Important differences are known to exist in the fire and explosion hazard potentials of LNG and NGL, so any assessment of the potential hazards to the public from the proposed terminal should consider the hazards specific to LNG and NGL, as well as any potential for more serious events which could result from the storage and handling of the materials in combination.
Did the Port of Coos Bay consider and assess these hazards? Not to my knowledge. It is too bad our Port could not have learned a thing or two from the Port of Long Beach. The Port of Coos Bay spends millions on all kinds of assessments but didn’t spend a dime on independently assessing the LNG proposal.
Siting an LNG and NGL extraction terminal on the North Spit of Coos Bay (an unstable sand dune) in a known Cascadia subduction and tsunami inundation zone is nothing short of insanity……
Thanks Mary for bringing this CRITICAL information to the forefront!!
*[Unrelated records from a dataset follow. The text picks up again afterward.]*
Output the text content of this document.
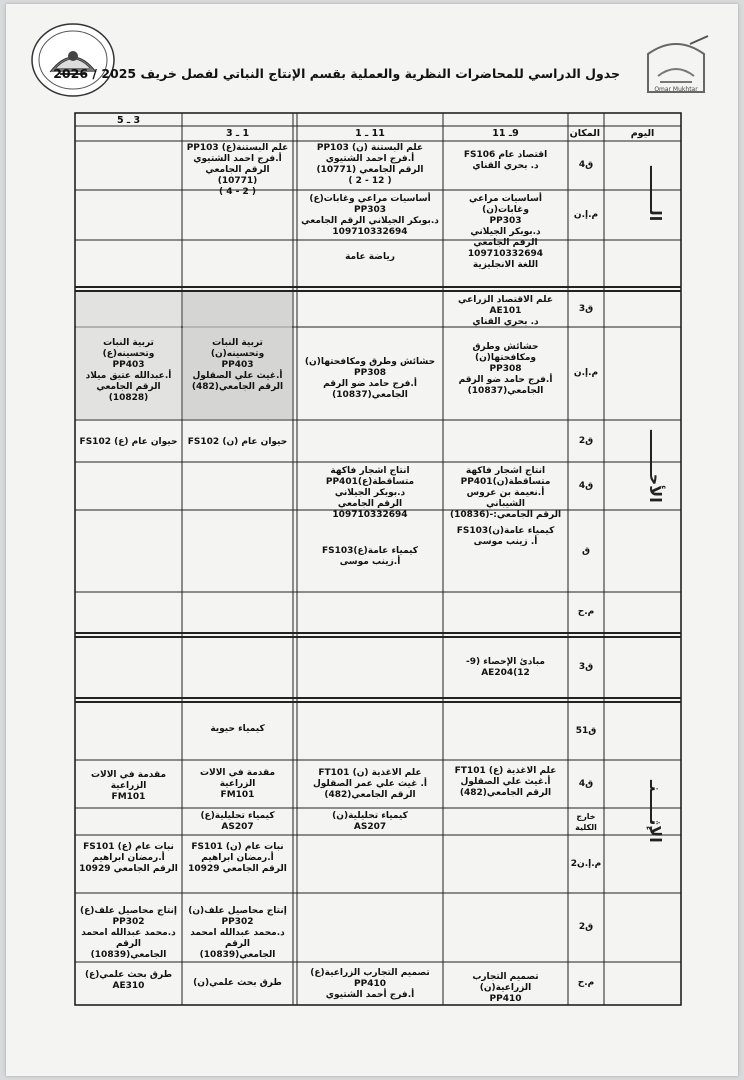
Omar Mukhtar
جدول الدراسي للمحاضرات النظرية والعملية بقسم الإنتاج النباتي لفصل خريف 2025 / 2026
اليوم
المكان
9ـ 11
11 ـ 1
1 ـ 3
3 ـ 5
الــــــــ
الأحــــــــ
الإثـــــنـ
ق4
اقتصاد عام FS106
د. بحري القناي
علم البستنة (ن) PP103
أ.فرج احمد الشتيوي
الرقم الجامعي (10771)
( 12 - 2 )
علم البستنة(ع) PP103
أ.فرج احمد الشتيوي
الرقم الجامعي (10771)
( 2 - 4 )
م.إ.ن
أساسيات مراعي وغابات(ن)
PP303
د.بوبكر الجيلاني
الرقم الجامعي 109710332694
أساسيات مراعي وغابات(ع)
PP303
د.بوبكر الجيلاني الرقم الجامعي
109710332694
اللغة الانجليزية
رياضة عامة
ق3
علم الاقتصاد الزراعي AE101
د. بحري القناي
م.إ.ن
حشائش وطرق ومكافحتها(ن)
PP308
أ.فرج حامد ضو الرقم
الجامعي(10837)
حشائش وطرق ومكافحتها(ن) PP308
أ.فرج حامد ضو الرقم
الجامعي(10837)
تربية النبات وتحسينه(ن)
PP403
أ.غيث علي الصقلول
الرقم الجامعي(482)
تربية النبات وتحسينه(ع)
PP403
أ.عبدالله عتيق ميلاد
الرقم الجامعي
(10828)
ق2
حيوان عام (ن) FS102
حيوان عام (ع) FS102
ق4
انتاج اشجار فاكهة
متساقطة(ن)PP401
أ.نعيمة بن عروس الشيباني
الرقم الجامعي:-(10836)
انتاج اشجار فاكهة متساقطة(ع)PP401
د.بوبكر الجيلاني
الرقم الجامعي 109710332694
ق
كيمياء عامة(ن)FS103
أ. زينب موسى
كيمياء عامة(ع)FS103
أ.زينب موسى
م.ح
ق3
مبادئ الإحصاء (9-12)AE204
ق51
كيمياء حيوية
ق4
علم الاغذية (ع) FT101
أ.غيث علي الصقلول
الرقم الجامعي(482)
علم الاغذية (ن) FT101
أ. غيث علي عمر الصقلول
الرقم الجامعي(482)
مقدمة في الالات الزراعية
FM101
مقدمة في الالات الزراعية
FM101
خارج الكلية
كيمياء تحليلية(ن)
AS207
كيمياء تحليلية(ع)
AS207
م.إ.ن2
نبات عام (ن) FS101
أ.رمضان ابراهيم
الرقم الجامعي 10929
نبات عام (ع) FS101
أ.رمضان ابراهيم
الرقم الجامعي 10929
ق2
إنتاج محاصيل علف(ن)
PP302
د.محمد عبدالله امحمد
الرقم الجامعي(10839)
إنتاج محاصيل علف(ع)
PP302
د.محمد عبدالله امحمد
الرقم الجامعي(10839)
م.ح
تصميم التجارب الزراعية(ن)
PP410
تصميم التجارب الزراعية(ع) PP410
أ.فرج أحمد الشتيوي
طرق بحث علمي(ن)
طرق بحث علمي(ع)
AE310
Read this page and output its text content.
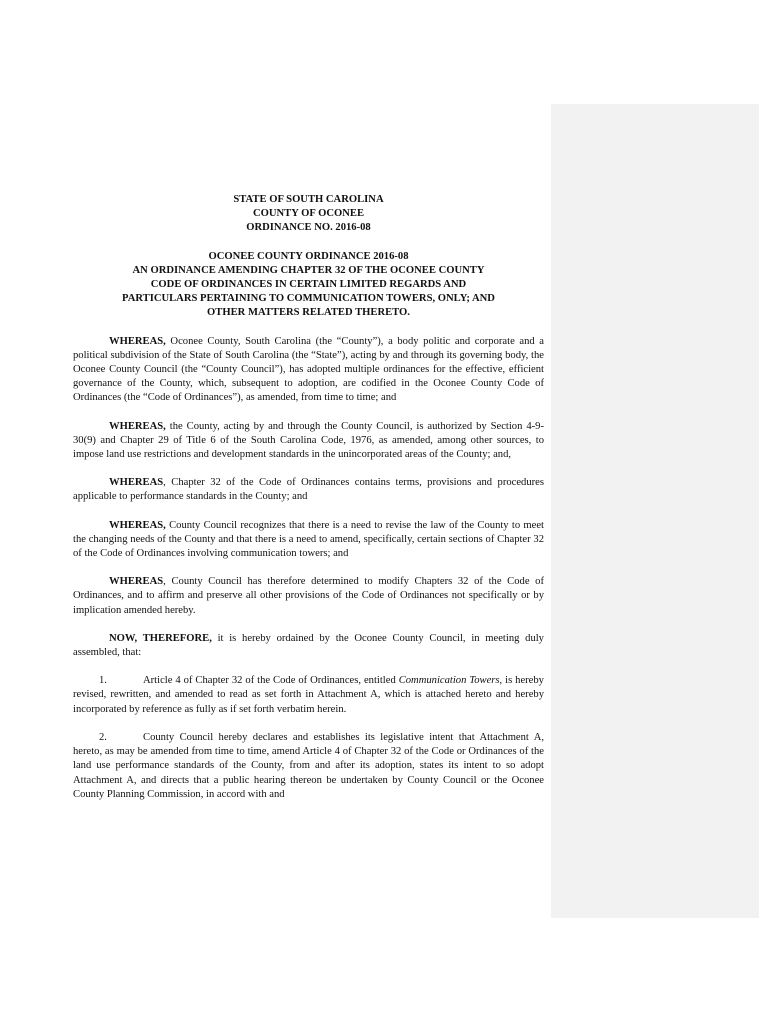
STATE OF SOUTH CAROLINA
COUNTY OF OCONEE
ORDINANCE NO. 2016-08
OCONEE COUNTY ORDINANCE 2016-08
AN ORDINANCE AMENDING CHAPTER 32 OF THE OCONEE COUNTY
CODE OF ORDINANCES IN CERTAIN LIMITED REGARDS AND
PARTICULARS PERTAINING TO COMMUNICATION TOWERS, ONLY; AND
OTHER MATTERS RELATED THERETO.

WHEREAS, Oconee County, South Carolina (the “County”), a body politic and corporate and a political subdivision of the State of South Carolina (the “State”), acting by and through its governing body, the Oconee County Council (the “County Council”), has adopted multiple ordinances for the effective, efficient governance of the County, which, subsequent to adoption, are codified in the Oconee County Code of Ordinances (the “Code of Ordinances”), as amended, from time to time; and

WHEREAS, the County, acting by and through the County Council, is authorized by Section 4-9-30(9) and Chapter 29 of Title 6 of the South Carolina Code, 1976, as amended, among other sources, to impose land use restrictions and development standards in the unincorporated areas of the County; and,

WHEREAS, Chapter 32 of the Code of Ordinances contains terms, provisions and procedures applicable to performance standards in the County; and

WHEREAS, County Council recognizes that there is a need to revise the law of the County to meet the changing needs of the County and that there is a need to amend, specifically, certain sections of Chapter 32 of the Code of Ordinances involving communication towers; and

WHEREAS, County Council has therefore determined to modify Chapters 32 of the Code of Ordinances, and to affirm and preserve all other provisions of the Code of Ordinances not specifically or by implication amended hereby.

NOW, THEREFORE, it is hereby ordained by the Oconee County Council, in meeting duly assembled, that:

1.	Article 4 of Chapter 32 of the Code of Ordinances, entitled Communication Towers, is hereby revised, rewritten, and amended to read as set forth in Attachment A, which is attached hereto and hereby incorporated by reference as fully as if set forth verbatim herein.

2.	County Council hereby declares and establishes its legislative intent that Attachment A, hereto, as may be amended from time to time, amend Article 4 of Chapter 32 of the Code or Ordinances of the land use performance standards of the County, from and after its adoption, states its intent to so adopt Attachment A, and directs that a public hearing thereon be undertaken by County Council or the Oconee County Planning Commission, in accord with and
LNG will autoignite at 1004 degrees F. The lit end of a cigatette when inhaling exceeds 1004 degrees. A spark from a lawnmower blade exceeds 1004 F. The sand on the North Spit is more than 150 feet deep. There was a contriolled test on the North Spit several years ago and Mrs. Hamner of the port thought it was a joke. I can’t recall her exact words. A cool cigarette was passed through the LNG vapor. A cool cigarette is about 750 degrees F.